Date of Award

May 2020

Document Type


Degree Name

Doctor of Philosophy (PhD)



Committee Member

Paul W Wilson

Committee Member

Aleda Roth

Committee Member

Frederick Hanssen

Committee Member

Kevin Tsui


My dissertation focuses on issues related to the resiliency of urban infrastructure and public systems. In the first chapter, I examine the effect of the financial condition of local governments on housing values and depreciation of the U.S. housing stock. Housing values bear the burden of municipal fiscal stress reflecting prospective and current homeowners reduced willingness-to-pay for housing. Using panel data from the American Housing Survey from 1984 to 2011, I estimate linear, quantile, and semiparametric varying coefficient (VC) models to examine these effects. The findings from the linear and quantile estimation are compared to the estimation of the VC models, which allow for a nonparametric, smoothed specification of building age.

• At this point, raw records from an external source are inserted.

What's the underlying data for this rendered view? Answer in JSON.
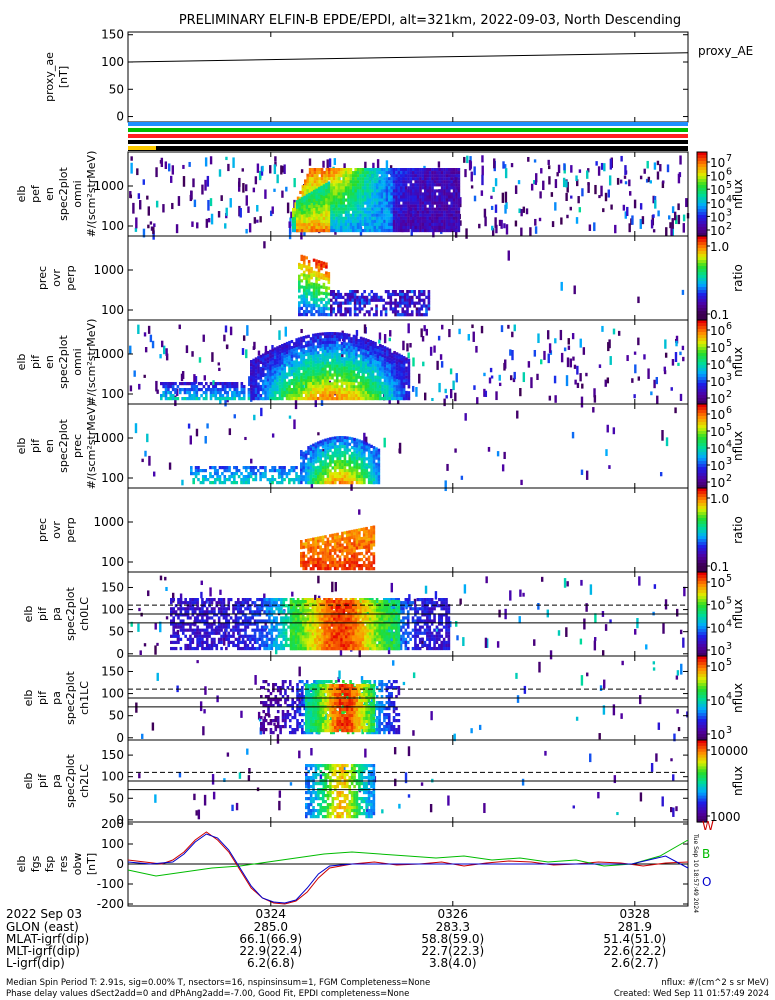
{
  "chart_data": {
    "type": "heatmap",
    "title": "PRELIMINARY ELFIN-B EPDE/EPDI, alt=321km, 2022-09-03, North Descending",
    "x_axis": {
      "date_label": "2022 Sep 03",
      "time_ticks": [
        "0324",
        "0326",
        "0328"
      ],
      "rows": [
        {
          "label": "GLON (east)",
          "values": [
            "285.0",
            "283.3",
            "281.9"
          ]
        },
        {
          "label": "MLAT-igrf(dip)",
          "values": [
            "66.1(66.9)",
            "58.8(59.0)",
            "51.4(51.0)"
          ]
        },
        {
          "label": "MLT-igrf(dip)",
          "values": [
            "22.9(22.4)",
            "22.7(22.3)",
            "22.6(22.2)"
          ]
        },
        {
          "label": "L-igrf(dip)",
          "values": [
            "6.2(6.8)",
            "3.8(4.0)",
            "2.6(2.7)"
          ]
        }
      ]
    },
    "panels": [
      {
        "id": "proxy_ae",
        "type": "line",
        "ylabel": [
          "proxy_ae",
          "[nT]"
        ],
        "yticks": [
          "150",
          "100",
          "50",
          "0"
        ],
        "ylim": [
          -10,
          155
        ],
        "series": [
          {
            "name": "proxy_AE",
            "color": "#000000",
            "x": [
              0,
              1
            ],
            "y": [
              100,
              117
            ]
          }
        ]
      },
      {
        "id": "status_bars",
        "type": "bars",
        "colors": [
          "#1e90ff",
          "#00bb00",
          "#ff2020",
          "#000000",
          "#ffcc00"
        ]
      },
      {
        "id": "elb_pef_en_spec2plot_omni",
        "type": "heatmap",
        "ylabel": [
          "elb",
          "pef",
          "en",
          "spec2plot",
          "omni",
          "#/(scm²strMeV)"
        ],
        "yticks": [
          "1000",
          "100"
        ],
        "colorbar": {
          "label": "nflux",
          "ticks": [
            "10",
            "10",
            "10",
            "10",
            "10",
            "10"
          ],
          "exponents": [
            "7",
            "6",
            "5",
            "4",
            "3",
            "2"
          ]
        }
      },
      {
        "id": "elb_pef_prec_ovr_perp",
        "type": "heatmap",
        "ylabel": [
          "prec",
          "ovr",
          "perp"
        ],
        "yticks": [
          "1000",
          "100"
        ],
        "colorbar": {
          "label": "ratio",
          "ticks": [
            "1.0",
            "0.1"
          ]
        }
      },
      {
        "id": "elb_pif_en_spec2plot_omni",
        "type": "heatmap",
        "ylabel": [
          "elb",
          "pif",
          "en",
          "spec2plot",
          "omni",
          "#/(scm²strMeV)"
        ],
        "yticks": [
          "1000",
          "100"
        ],
        "colorbar": {
          "label": "nflux",
          "ticks": [
            "10",
            "10",
            "10",
            "10",
            "10"
          ],
          "exponents": [
            "6",
            "5",
            "4",
            "3",
            "2"
          ]
        }
      },
      {
        "id": "elb_pif_en_spec2plot_prec",
        "type": "heatmap",
        "ylabel": [
          "elb",
          "pif",
          "en",
          "spec2plot",
          "prec",
          "#/(scm²strMeV)"
        ],
        "yticks": [
          "1000",
          "100"
        ],
        "colorbar": {
          "label": "nflux",
          "ticks": [
            "10",
            "10",
            "10",
            "10",
            "10"
          ],
          "exponents": [
            "6",
            "5",
            "4",
            "3",
            "2"
          ]
        }
      },
      {
        "id": "elb_pif_prec_ovr_perp",
        "type": "heatmap",
        "ylabel": [
          "prec",
          "ovr",
          "perp"
        ],
        "yticks": [
          "1000",
          "100"
        ],
        "colorbar": {
          "label": "ratio",
          "ticks": [
            "1.0",
            "0.1"
          ]
        }
      },
      {
        "id": "elb_pif_pa_spec2plot_ch0LC",
        "type": "heatmap",
        "ylabel": [
          "elb",
          "pif",
          "pa",
          "spec2plot",
          "ch0LC"
        ],
        "yticks": [
          "150",
          "100",
          "50",
          "0"
        ],
        "colorbar": {
          "label": "nflux",
          "ticks": [
            "10",
            "10",
            "10",
            "10"
          ],
          "exponents": [
            "5",
            "5",
            "4",
            "3"
          ]
        }
      },
      {
        "id": "elb_pif_pa_spec2plot_ch1LC",
        "type": "heatmap",
        "ylabel": [
          "elb",
          "pif",
          "pa",
          "spec2plot",
          "ch1LC"
        ],
        "yticks": [
          "150",
          "100",
          "50",
          "0"
        ],
        "colorbar": {
          "label": "nflux",
          "ticks": [
            "10",
            "10",
            "10"
          ],
          "exponents": [
            "5",
            "4",
            "3"
          ]
        }
      },
      {
        "id": "elb_pif_pa_spec2plot_ch2LC",
        "type": "heatmap",
        "ylabel": [
          "elb",
          "pif",
          "pa",
          "spec2plot",
          "ch2LC"
        ],
        "yticks": [
          "150",
          "100",
          "50",
          "0"
        ],
        "colorbar": {
          "label": "nflux",
          "ticks": [
            "10000",
            "1000"
          ]
        }
      },
      {
        "id": "elb_fgs_fsp_res_obw",
        "type": "line",
        "ylabel": [
          "elb",
          "fgs",
          "fsp",
          "res",
          "obw",
          "[nT]"
        ],
        "yticks": [
          "200",
          "100",
          "0",
          "-100",
          "-200"
        ],
        "ylim": [
          -210,
          210
        ],
        "series": [
          {
            "name": "W",
            "color": "#cc0000",
            "x": [
              0.0,
              0.03,
              0.06,
              0.08,
              0.1,
              0.12,
              0.14,
              0.16,
              0.18,
              0.2,
              0.22,
              0.24,
              0.26,
              0.28,
              0.3,
              0.32,
              0.34,
              0.36,
              0.38,
              0.4,
              0.44,
              0.48,
              0.52,
              0.56,
              0.6,
              0.64,
              0.68,
              0.72,
              0.76,
              0.8,
              0.84,
              0.88,
              0.92,
              0.96,
              1.0
            ],
            "y": [
              20,
              10,
              0,
              20,
              60,
              120,
              160,
              120,
              60,
              -30,
              -120,
              -170,
              -195,
              -200,
              -185,
              -140,
              -70,
              -20,
              -10,
              0,
              10,
              -5,
              0,
              10,
              -10,
              5,
              15,
              10,
              -5,
              0,
              10,
              5,
              -10,
              5,
              10
            ]
          },
          {
            "name": "B",
            "color": "#00bb00",
            "x": [
              0.0,
              0.05,
              0.1,
              0.15,
              0.2,
              0.25,
              0.3,
              0.35,
              0.4,
              0.45,
              0.5,
              0.55,
              0.6,
              0.65,
              0.7,
              0.75,
              0.8,
              0.85,
              0.9,
              0.95,
              1.0
            ],
            "y": [
              -30,
              -60,
              -40,
              -20,
              -10,
              10,
              30,
              50,
              60,
              50,
              40,
              30,
              40,
              20,
              30,
              10,
              20,
              -10,
              0,
              40,
              120
            ]
          },
          {
            "name": "O",
            "color": "#0000cc",
            "x": [
              0.0,
              0.04,
              0.08,
              0.1,
              0.12,
              0.14,
              0.16,
              0.18,
              0.2,
              0.22,
              0.24,
              0.26,
              0.28,
              0.3,
              0.32,
              0.34,
              0.36,
              0.4,
              0.5,
              0.6,
              0.7,
              0.8,
              0.9,
              0.96,
              1.0
            ],
            "y": [
              10,
              0,
              10,
              50,
              110,
              150,
              130,
              70,
              -20,
              -110,
              -170,
              -190,
              -195,
              -180,
              -120,
              -50,
              -10,
              0,
              0,
              0,
              0,
              0,
              0,
              40,
              -20
            ]
          }
        ]
      }
    ],
    "side_stamp": "Tue Sep 10 18:57:49 2024"
  },
  "footer": {
    "left1": "Median Spin Period T: 2.91s, sig=0.00% T, nsectors=16, nspinsinsum=1, FGM Completeness=None",
    "left2": "Phase delay values dSect2add=0 and dPhAng2add=-7.00, Good Fit, EPDI completeness=None",
    "right1": "nflux: #/(cm^2 s sr MeV)",
    "right2": "Created: Wed Sep 11 01:57:49 2024"
  }
}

The results suggest that aspects of municipal solvency have differential effects across the distribution of housing values and building age. New, lower priced houses see the largest increases in housing values from larger cash and long-run solvency ratios, which reflect greater spending on infrastructure and other long-run capital investment projects, whereas older, lower priced houses benefit from increases in service-level solvency, suggestive of greater spending on public amenities. Moreover, the results indicate that the housing stock depreciates more slowly in municipalities with larger values of revenue and expenditure per capita, with implied annual depreciation rates ranging from over 0.4 to 0.7 percent.

The second chapter examines the performance of U.S. municipal governments prior to, during, and following the financial crisis over the period 1997--2012. Fully nonparametric methods are employed to estimate technical efficiencies of cities, both over time and by U.S. Census Region, utilizing recently-developed statistical results. The results strongly suggest non-convexity of the local governments' production set, calling into question the results of previous studies examining municipal efficiency. Furthermore, the results suggest that mean efficiency and productivity declined in several U.S. regions during the financial crisis, and in some instances have not returned to their pre-crisis level.

Finally, in the third chapter, I look at the impact of a regulation change in San Francisco restricting owner move-in (OMI) evictions. In the 1990s, San Francisco saw a large number of OMI evictions, a no-fault eviction frequently used by landlords to remove units from the rent-controlled market. To prevent landlords from further exploiting the use of OMI evictions, San Francisco passed Proposition G in 1998. This regulation imposed higher costs on landlords utilizing this eviction type by restricting the usage of OMI evictions in San Francisco rent-controlled buildings. My identification strategy is supported by the use of a stochastic rent frontier which allows me to obtain a measure of housing quality that is a linear function of observables, thereby capturing the causal impact of the regulation on housing quality and allowing me to observe trends in tenant filtering.

Using household-level renter data from the American Housing Survey, my results indicate that following Proposition G, rent-controlled units in San Francisco saw lower housing quality. Additionally, I find that this result holds even after controlling for the presence of an on-site building owner. These findings are likely driven by lower levels of building maintenance and upkeep, reflecting the higher costs resulting from Proposition G. These findings suggest that while this regulation intended to preserve the stock of controlled housing in San Francisco, it resulted in several unintended consequences.